There’s no shame in missing a jump shot from the half court line if you’ve got nothing to lose. But on the way down, the Markowitz campaign broke both its ankles. It would have been a treat to win, but it would have been almost as good just to improve on the party’s performance in the district in 2018. That way, there’s a reason for the money and attention to return in November, when Markowitz and Gates will likely face each other again, and the president’s unpopularity might help her along. (Texas Democrats have a spotty track record here in special elections.)

Instead they got drubbed. Republicans are taking a well-deserved victory lap: they succeeded in deflating some of the hype Texas Democrats are courting this year. Democrats are putting on a brave face, but make no mistake—they feel bad about this.

That said, this result probably doesn’t say very much about November. There’s an asymmetry of expectations to party politics in the state. No one expects anything of the Democrats, really, so when they overperform it’s ticker-tape parade time. If Markowitz had somehow won, the GOP establishment would have started pulling fire alarms. Instead they dominated, which is the god-given right of all Texas Republicans. When the Lakers win, it’s not really news. When the Phoenix Suns beat the Lakers, it is.
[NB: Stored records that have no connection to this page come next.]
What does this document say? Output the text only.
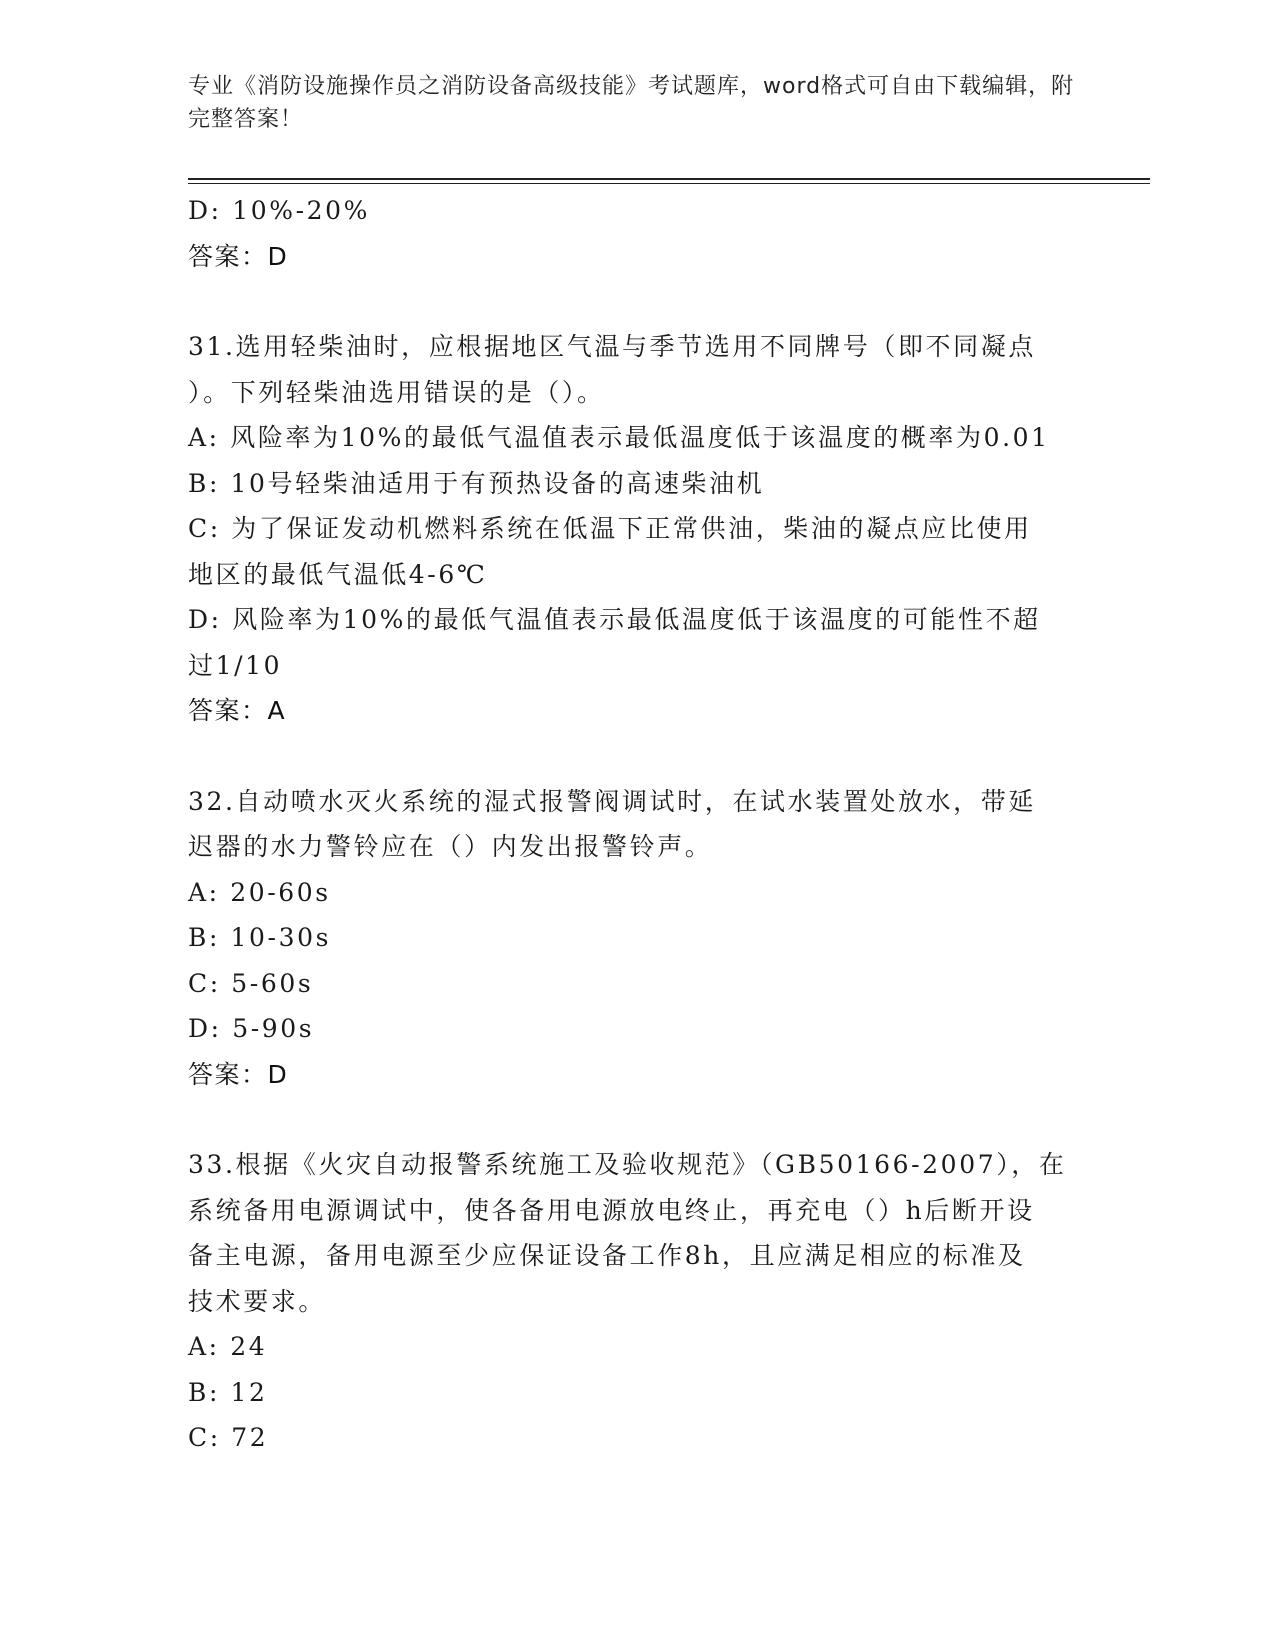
专业《消防设施操作员之消防设备高级技能》考试题库，word格式可自由下载编辑，附完整答案！
D: 10%-20%
答案：D
31.选用轻柴油时，应根据地区气温与季节选用不同牌号（即不同凝点
）。下列轻柴油选用错误的是（）。
A: 风险率为10%的最低气温值表示最低温度低于该温度的概率为0.01
B: 10号轻柴油适用于有预热设备的高速柴油机
C: 为了保证发动机燃料系统在低温下正常供油，柴油的凝点应比使用
地区的最低气温低4-6℃
D: 风险率为10%的最低气温值表示最低温度低于该温度的可能性不超
过1/10
答案：A
32.自动喷水灭火系统的湿式报警阀调试时，在试水装置处放水，带延
迟器的水力警铃应在（）内发出报警铃声。
A: 20-60s
B: 10-30s
C: 5-60s
D: 5-90s
答案：D
33.根据《火灾自动报警系统施工及验收规范》（GB50166-2007），在
系统备用电源调试中，使各备用电源放电终止，再充电（）h后断开设
备主电源，备用电源至少应保证设备工作8h，且应满足相应的标准及
技术要求。
A: 24
B: 12
C: 72
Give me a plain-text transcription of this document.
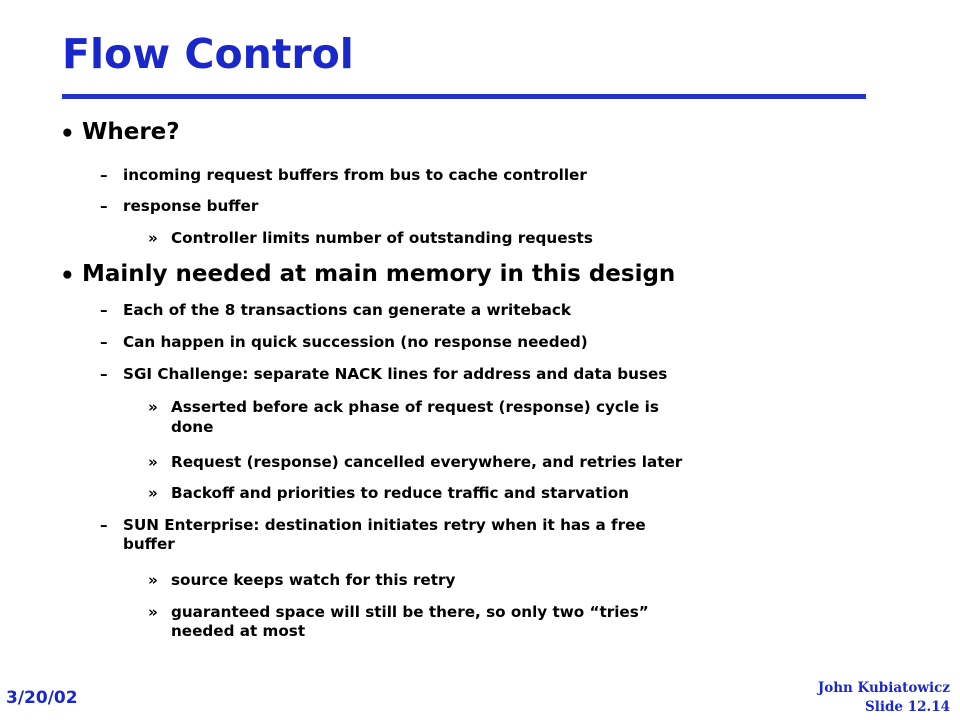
Flow Control
• Where?
– incoming request buffers from bus to cache controller
– response buffer
» Controller limits number of outstanding requests
• Mainly needed at main memory in this design
– Each of the 8 transactions can generate a writeback
– Can happen in quick succession (no response needed)
– SGI Challenge: separate NACK lines for address and data buses
» Asserted before ack phase of request (response) cycle is
done
» Request (response) cancelled everywhere, and retries later
» Backoff and priorities to reduce traffic and starvation
– SUN Enterprise: destination initiates retry when it has a free
buffer
» source keeps watch for this retry
» guaranteed space will still be there, so only two “tries”
needed at most
3/20/02	John Kubiatowicz
Slide 12.14
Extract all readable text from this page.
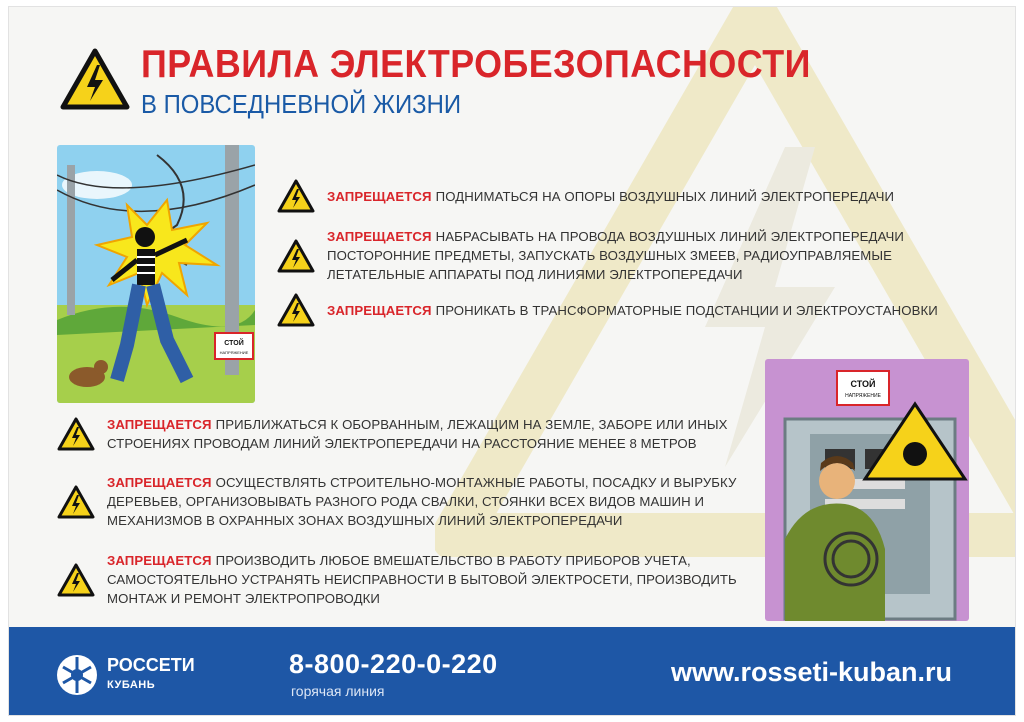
ПРАВИЛА ЭЛЕКТРОБЕЗОПАСНОСТИ
В ПОВСЕДНЕВНОЙ ЖИЗНИ
СТОЙ
НАПРЯЖЕНИЕ
СТОЙ
НАПРЯЖЕНИЕ
ЗАПРЕЩАЕТСЯ ПОДНИМАТЬСЯ НА ОПОРЫ ВОЗДУШНЫХ ЛИНИЙ ЭЛЕКТРОПЕРЕДАЧИ
ЗАПРЕЩАЕТСЯ НАБРАСЫВАТЬ НА ПРОВОДА ВОЗДУШНЫХ ЛИНИЙ ЭЛЕКТРОПЕРЕДАЧИ ПОСТОРОННИЕ ПРЕДМЕТЫ, ЗАПУСКАТЬ ВОЗДУШНЫХ ЗМЕЕВ, РАДИОУПРАВЛЯЕМЫЕ ЛЕТАТЕЛЬНЫЕ АППАРАТЫ ПОД ЛИНИЯМИ ЭЛЕКТРОПЕРЕДАЧИ
ЗАПРЕЩАЕТСЯ ПРОНИКАТЬ В ТРАНСФОРМАТОРНЫЕ ПОДСТАНЦИИ И ЭЛЕКТРОУСТАНОВКИ
ЗАПРЕЩАЕТСЯ ПРИБЛИЖАТЬСЯ К ОБОРВАННЫМ, ЛЕЖАЩИМ НА ЗЕМЛЕ, ЗАБОРЕ ИЛИ ИНЫХ СТРОЕНИЯХ ПРОВОДАМ ЛИНИЙ ЭЛЕКТРОПЕРЕДАЧИ НА РАССТОЯНИЕ МЕНЕЕ 8 МЕТРОВ
ЗАПРЕЩАЕТСЯ ОСУЩЕСТВЛЯТЬ СТРОИТЕЛЬНО-МОНТАЖНЫЕ РАБОТЫ, ПОСАДКУ И ВЫРУБКУ ДЕРЕВЬЕВ, ОРГАНИЗОВЫВАТЬ РАЗНОГО РОДА СВАЛКИ, СТОЯНКИ ВСЕХ ВИДОВ МАШИН И МЕХАНИЗМОВ В ОХРАННЫХ ЗОНАХ ВОЗДУШНЫХ ЛИНИЙ ЭЛЕКТРОПЕРЕДАЧИ
ЗАПРЕЩАЕТСЯ ПРОИЗВОДИТЬ ЛЮБОЕ ВМЕШАТЕЛЬСТВО В РАБОТУ ПРИБОРОВ УЧЕТА, САМОСТОЯТЕЛЬНО УСТРАНЯТЬ НЕИСПРАВНОСТИ В БЫТОВОЙ ЭЛЕКТРОСЕТИ, ПРОИЗВОДИТЬ МОНТАЖ И РЕМОНТ ЭЛЕКТРОПРОВОДКИ
РОССЕТИ
КУБАНЬ
8-800-220-0-220
горячая линия
www.rosseti-kuban.ru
True Lege-heads, the grizzled veterans who remember the faraway mists of the fall of 2018, may remember the special election in Senate District 19. Just two months before the midterms, Republican Pete Flores beat Democrat Pete Gallego in what was considered a safe Democratic seat, in a district that voted for Hillary Clinton by twelve points. It was a shock result. The messaging machines went into overdrive: was it a sign that the midterms would be just as disappointing for Democrats? It was not.

There’ll be a rematch in the fall with the same candidates. Then, Markowitz will benefit from an environment that’s more conducive to Democratic turnout, and from a massive investment by national Dems hoping to contest Congressional District 22, which overlaps with Gates’s new district, along with investment in the neighboring state House seat held by outgoing Republican Rick Miller. Conditions will be more favorable, in other words, though some Democrats will be asking themselves if it’s really sixteen points more favorable.

There’s one other thing. This race was nationalized to a remarkable degree, with attention from groups in D.C. and current and former Democratic presidential candidates. O’Rourke in particular pushed very hard for Markowitz, campaigning for her extensively in her district in person. This was all nice for local Dems, in that it brought money and attention.

But it didn’t help. It may even have hurt. Republicans happily ran ads encouraging voters to identify O’Rourke, and the positions he took in his presidential run, with Markowitz, along with Biden and Warren and the rest. Democrats will surely be reflecting on that one until the next bright object appears in the sky.